Crown copyright and database right 2015. Ordnance Survey (Digimap licence)

You do need to label your specimens with the location you found them. For one thing, it might be very useful in supporting your identification. Some species prefer particular habitats: woodland or coastal sites for example. Some species are very common in the south of England, but disappear towards Scotland. Some might be relatively new to this country and your specimen, as a record of its spread, could be of wider interest.

At a minimum you should include a 6-figure grid reference. This identifies the 100m square in which your specimen lies. This sheet by the Ordnance Survey is a good reminder of how to take a reference from a map.

 But if you want to bypass using your brain, you can use something like Grid Reference Finder which is very easy to use (right click to get the answer plotted on an OS map).

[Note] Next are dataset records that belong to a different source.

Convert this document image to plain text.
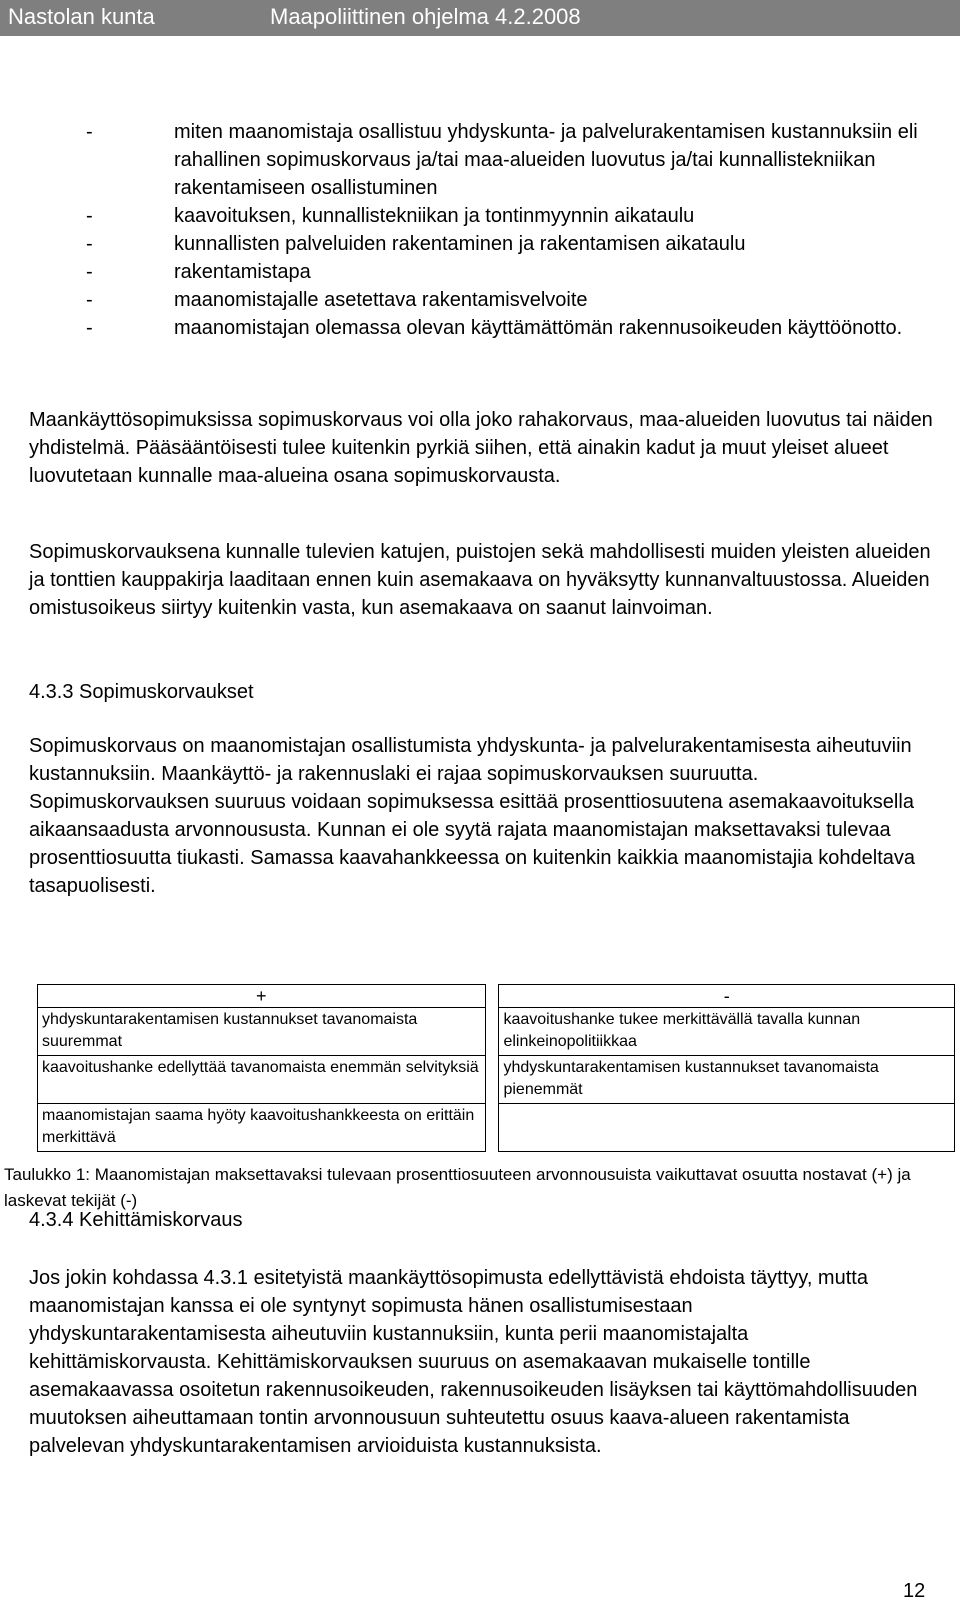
Nastolan kunta	Maapoliittinen ohjelma 4.2.2008
-	miten maanomistaja osallistuu yhdyskunta- ja palvelurakentamisen kustannuksiin eli rahallinen sopimuskorvaus ja/tai maa-alueiden luovutus ja/tai kunnallistekniikan rakentamiseen osallistuminen
-	kaavoituksen, kunnallistekniikan ja tontinmyynnin aikataulu
-	kunnallisten palveluiden rakentaminen ja rakentamisen aikataulu
-	rakentamistapa
-	maanomistajalle asetettava rakentamisvelvoite
-	maanomistajan olemassa olevan käyttämättömän rakennusoikeuden käyttöönotto.

Maankäyttösopimuksissa sopimuskorvaus voi olla joko rahakorvaus, maa-alueiden luovutus tai näiden yhdistelmä. Pääsääntöisesti tulee kuitenkin pyrkiä siihen, että ainakin kadut ja muut yleiset alueet luovutetaan kunnalle maa-alueina osana sopimuskorvausta.

Sopimuskorvauksena kunnalle tulevien katujen, puistojen sekä mahdollisesti muiden yleisten alueiden ja tonttien kauppakirja laaditaan ennen kuin asemakaava on hyväksytty kunnanvaltuustossa. Alueiden omistusoikeus siirtyy kuitenkin vasta, kun asemakaava on saanut lainvoiman.

4.3.3 Sopimuskorvaukset

Sopimuskorvaus on maanomistajan osallistumista yhdyskunta- ja palvelurakentamisesta aiheutuviin kustannuksiin. Maankäyttö- ja rakennuslaki ei rajaa sopimuskorvauksen suuruutta. Sopimuskorvauksen suuruus voidaan sopimuksessa esittää prosenttiosuutena asemakaavoituksella aikaansaadusta arvonnousustа. Kunnan ei ole syytä rajata maanomistajan maksettavaksi tulevaa prosenttiosuutta tiukasti. Samassa kaavahankkeessa on kuitenkin kaikkia maanomistajia kohdeltava tasapuolisesti.

+		-
yhdyskuntarakentamisen kustannukset tavanomaista suuremmat		kaavoitushanke tukee merkittävällä tavalla kunnan elinkeinopolitiikkaa
kaavoitushanke edellyttää tavanomaista enemmän selvityksiä		yhdyskuntarakentamisen kustannukset tavanomaista pienemmät
maanomistajan saama hyöty kaavoitushankkeesta on erittäin merkittävä		

Taulukko 1: Maanomistajan maksettavaksi tulevaan prosenttiosuuteen arvonnousuista vaikuttavat osuutta nostavat (+) ja laskevat tekijät (-)

4.3.4 Kehittämiskorvaus

Jos jokin kohdassa 4.3.1 esitetyistä maankäyttösopimusta edellyttävistä ehdoista täyttyy, mutta maanomistajan kanssa ei ole syntynyt sopimusta hänen osallistumisestaan yhdyskuntarakentamisesta aiheutuviin kustannuksiin, kunta perii maanomistajalta kehittämiskorvausta. Kehittämiskorvauksen suuruus on asemakaavan mukaiselle tontille asemakaavassa osoitetun rakennusoikeuden, rakennusoikeuden lisäyksen tai käyttömahdollisuuden muutoksen aiheuttamaan tontin arvonnousuun suhteutettu osuus kaava-alueen rakentamista palvelevan yhdyskuntarakentamisen arvioiduista kustannuksista.

12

Much, much more fun to a map nerd like myself is the excellent Edina Digimap. 
You can sign up and access it through your university log-in. It allows you to zoom in ridiculously close, and even more excitingly there's a Historic Digimap (which is the nearest thing to time travel available at the moment). You can also waste hours looking at land use and geology. You also can download data for your GIS projects, so I recommend signing up.

You may be in possession of a gps or phone that uses the National Grid, and seemingly it may offer you 8 or even 10 figure grid references. But be wary - 8 figure implies a 10m square and 10 figure a 1m! It's unlikely to be so accurate. Six figures are fine (you can just knock the end ones off from each half of the result, so ST62131 77988 becomes ST621779).

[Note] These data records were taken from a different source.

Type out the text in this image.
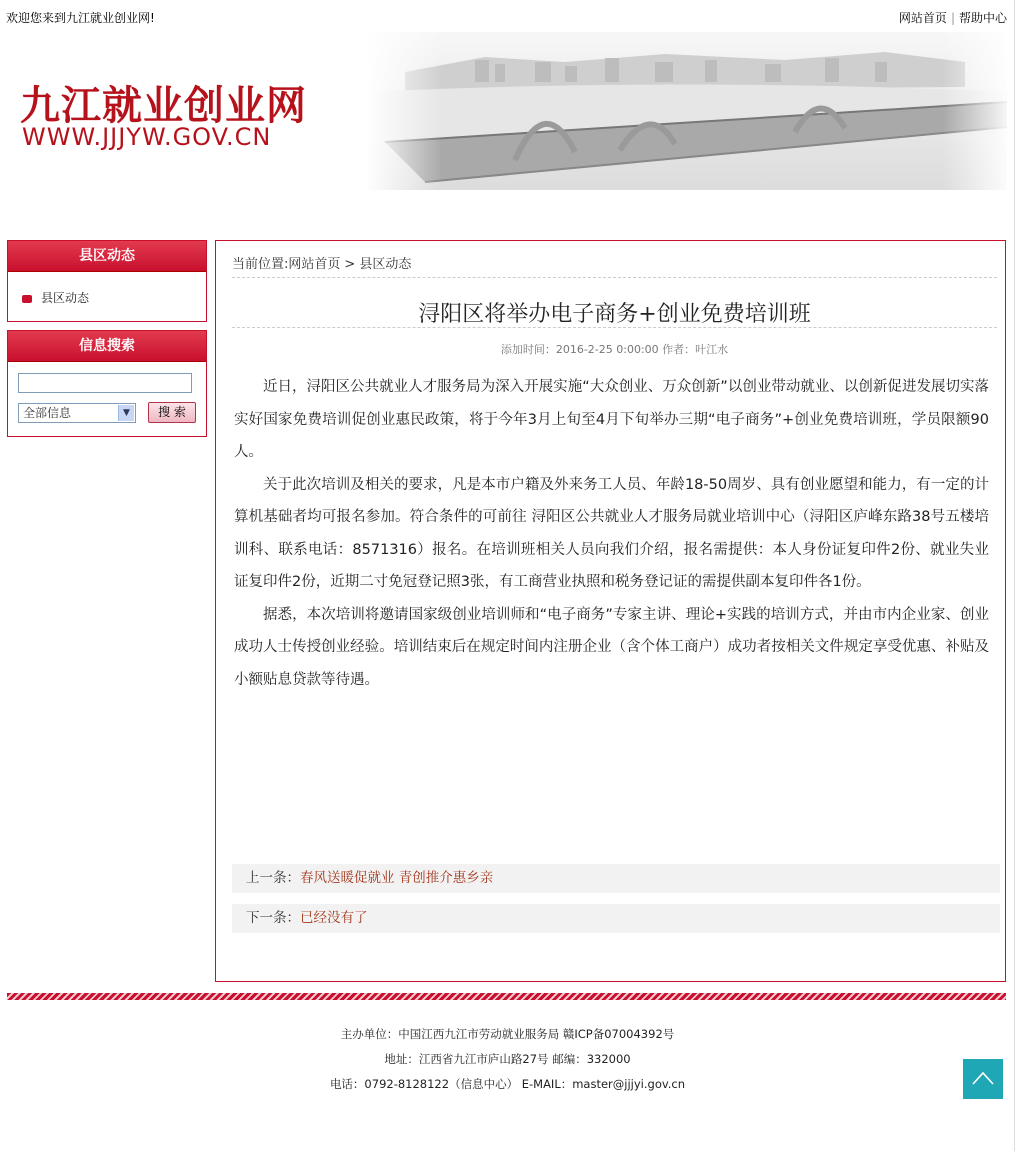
欢迎您来到九江就业创业网!	网站首页 | 帮助中心
九江就业创业网
WWW.JJJYW.GOV.CN
县区动态
县区动态
信息搜索
全部信息	▼	搜 索
当前位置:网站首页 > 县区动态
浔阳区将举办电子商务+创业免费培训班
添加时间：2016-2-25 0:00:00 作者：叶江水

近日，浔阳区公共就业人才服务局为深入开展实施“大众创业、万众创新”以创业带动就业、以创新促进发展切实落实好国家免费培训促创业惠民政策，将于今年3月上旬至4月下旬举办三期“电子商务”+创业免费培训班，学员限额90人。

关于此次培训及相关的要求，凡是本市户籍及外来务工人员、年龄18-50周岁、具有创业愿望和能力，有一定的计算机基础者均可报名参加。符合条件的可前往 浔阳区公共就业人才服务局就业培训中心（浔阳区庐峰东路38号五楼培训科、联系电话：8571316）报名。在培训班相关人员向我们介绍，报名需提供：本人身份证复印件2份、就业失业证复印件2份，近期二寸免冠登记照3张，有工商营业执照和税务登记证的需提供副本复印件各1份。

据悉，本次培训将邀请国家级创业培训师和“电子商务”专家主讲、理论+实践的培训方式，并由市内企业家、创业成功人士传授创业经验。培训结束后在规定时间内注册企业（含个体工商户）成功者按相关文件规定享受优惠、补贴及小额贴息贷款等待遇。

上一条：春风送暖促就业 青创推介惠乡亲
下一条：已经没有了
主办单位：中国江西九江市劳动就业服务局 赣ICP备07004392号
地址：江西省九江市庐山路27号 邮编：332000
电话：0792-8128122（信息中心） E-MAIL：master@jjjyi.gov.cn
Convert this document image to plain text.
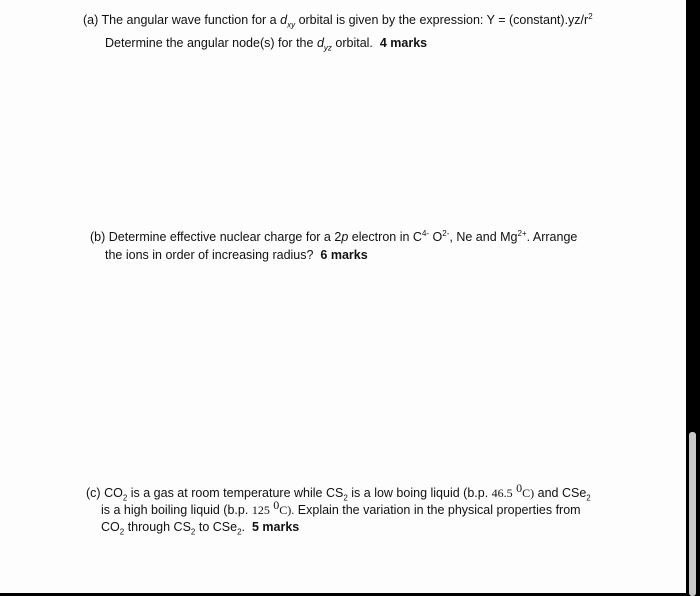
(a) The angular wave function for a $d_{xy}$ orbital is given by the expression: $Y = (constant).yz/r^2$
Determine the angular node(s) for the $d_{yz}$ orbital. 4 marks
(b) Determine effective nuclear charge for a 2p electron in $C^{4-}$ $O^{2-}$, Ne and $Mg^{2+}$. Arrange
the ions in order of increasing radius? 6 marks
(c) $CO_2$ is a gas at room temperature while $CS_2$ is a low boing liquid (b.p. 46.5 $^0$C) and CSe$_2$
is a high boiling liquid (b.p. 125 $^0$C). Explain the variation in the physical properties from
$CO_2$ through $CS_2$ to CSe$_2$. 5 marks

(You might prefer Latitude and Longitude (gridreferencefinder.com also provides these) and you could use these instead of an OS reference if you want. There are various ways to express these co-ordinates - for example in decimal degrees, or as degrees, minutes and seconds. It would be up to you to choose: just be consistent. Decimal degrees seems to be the commonest thing. I do prefer the Ordnance Survey to be honest. But if you're a Google Maps fan, that works with lat/long. )


All those letters and numbers are pretty dry and meaningless on their own, so you should add some sort of description of where you're talking about, i.e. a place name.  You want to use something that would mean something to others, and be reasonably large scale. For example, 'Lockleaze', or 'Wetmoor Wood'.

You might also add a little description of the habitat ('on shingle', perhaps, or 'limestone grassland'). With fungi you might want to note the substrate the species was growing on ('on dead wood', 'on birch tree') and this might also be interesting to include for many invertebrates ('on cow parsley', 'on dung').

Sometimes you might have a standard label which encourages you to fill in other details like altitude - though altitude's a bit too specialist for most collections!

(for a lichen)



You could always devise your own label a bit like this, so all your labels look the same. And it does help you remember to record all the parameters.






(This amateur didn't underline her Latin names. Don't copy her slack habits.)

The herbarium label above includes a VC (Vice County) number. Victorian botanists divided the country into lots of similar-sized areas and they're still used for biological recording. If you were going to submit your records to a national recording scheme (and they'd welcome them), you'd want to include the Vice County. The Herbaria United website has an app for working this out. You don't have to use the VC on your collection though, unless you want to.